Ferraris acknowledged the practice’s negative impact on public perception of police and told the crowd at the PSAC meeting that he would “have a conversation [at the precinct] amongst ourselves about being more visible.”

Citizen response

But fighting crime isn’t the sole purview of the police, according to Celeste Carey, a crime prevention coordinator with the Office of Neighborhood Involvement’s Crime Prevention Office.

Carey shared some basic public safety tools with residents of the Concordia neighborhood last month, emphasizing that most classic of community policing tactics — Neighborhood Watch groups — as one of the most effective ways of fighting crime block by block.

“The basic premise is, know your neighbor and trust your instincts,” said Carey.  “Work together on a foot patrol. Just getting out and saying hello works.”

Jenna Forzley, owner of Atomic Pizza and president of the Overlook Business District Association, said that her neighborhood has benefited from the city’s neighborhood watch trainings, as well as the establishment of a Livability Team, a volunteer group which periodically cleans up graffiti and trash in the neighborhood. 

According to Crime Prevention Coordinator Mark Wells, there are 35 active Neighborhood Watch groups in North and Northeast.

But Forzley thinks it’s not enough.

“We’re doing what we can, and we appreciate our officers,” said Forzley, “but they’re spread very thin.” She also thinks that the Bureau’s assessment of North/Northeast crime is only half right. 

“The city has said that crime is down, but I think the reality is that reported crime is down,” Forzley said, echoing many other North Portlanders who believe that much of the crime in their neighborhoods is going unreported.  

She has high hopes that the city’s new online crime reporting system will change that.

‘The rest of the team’

Introduced to the public in mid-January, the easy-to-use tool allows anyone with an Internet connection to fill out a property crime report online for free and submit it to the PPB in seconds.  Within 72 hours, PPB will review the report and email the reporting citizen a PDF of the approved crime report and case number.

The bureau is banking on the system’s convenience — far easier than dialing the city’s 2-1-1 nonemergency number and waiting for an operator to take the call — to increase the number of crimes that are reported, and thus the accuracy of crime statistics and effectiveness of police response. 

Sizer and other PPB officials have called the new system a “game-changer,” a low-cost tool with wide reach at a time when the bureau is staring at a $2.8 million budget cut.   

In addition, Angela Wagnon, a crime prevention coordinator formerly stationed in East Portland, has moved to North, giving each precinct four community-police liaisons and providing residents of North and Northeast more recourse in their fight against crime. (see page 4)

Stephanie Reynolds, ONI's Crime Prevention manager, said Wagnon would spend her first few weeks doing ride-alongs, getting to know the precinct’s geography, and making the rounds at neighborhood association meetings. 

Sizer acknowledged that no matter how well PPB staff handle police service and crime response, their success is contingent on that of other public safety agencies run by the cash-strapped Multnomah County. 

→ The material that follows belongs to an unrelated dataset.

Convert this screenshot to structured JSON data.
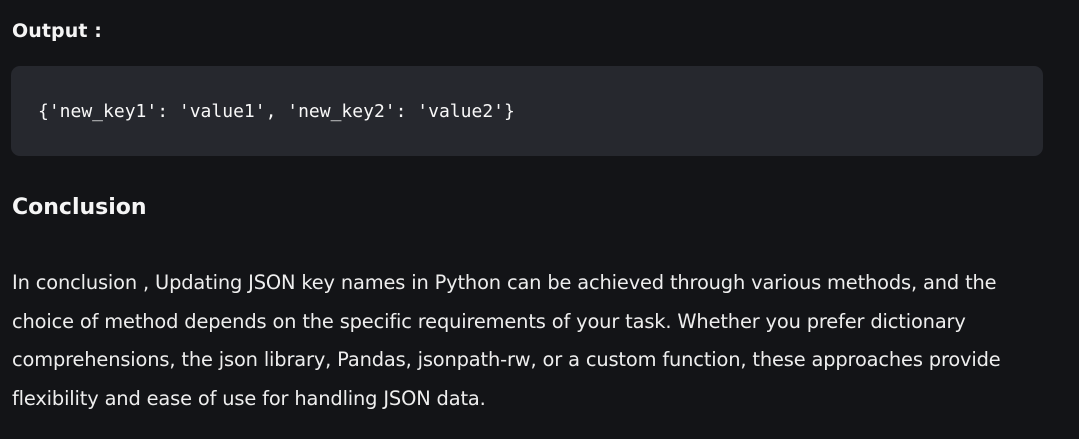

“The county has 30 percent fewer jail beds than eight years ago, and fewer parole and probation officers,” said Sizer. (See Sentinel December ’09) “We’re only as good as the rest of the team, and the rest of the team have suffered massively.”

Multnomah County District Attorney Michael Schrunk, whose office has been decimated by budget cuts, said that from a criminal justice standpoint, “the cut in probation officers is a huge part of the problem.” Fewer officers means less oversight, he argued, and thus more criminals who get released back on the streets early and are likely to offend again.

“We need more eyes on the whole public safety system,” said Schrunk at the PSAC meeting, encouraging citizens to participate in the budget process and advocate for PPB and the DA’s office.

Wells echoed this sentiment, quoting the 19th-century British Police Commander Robert Peel:

“The police are the public and the public are the police.”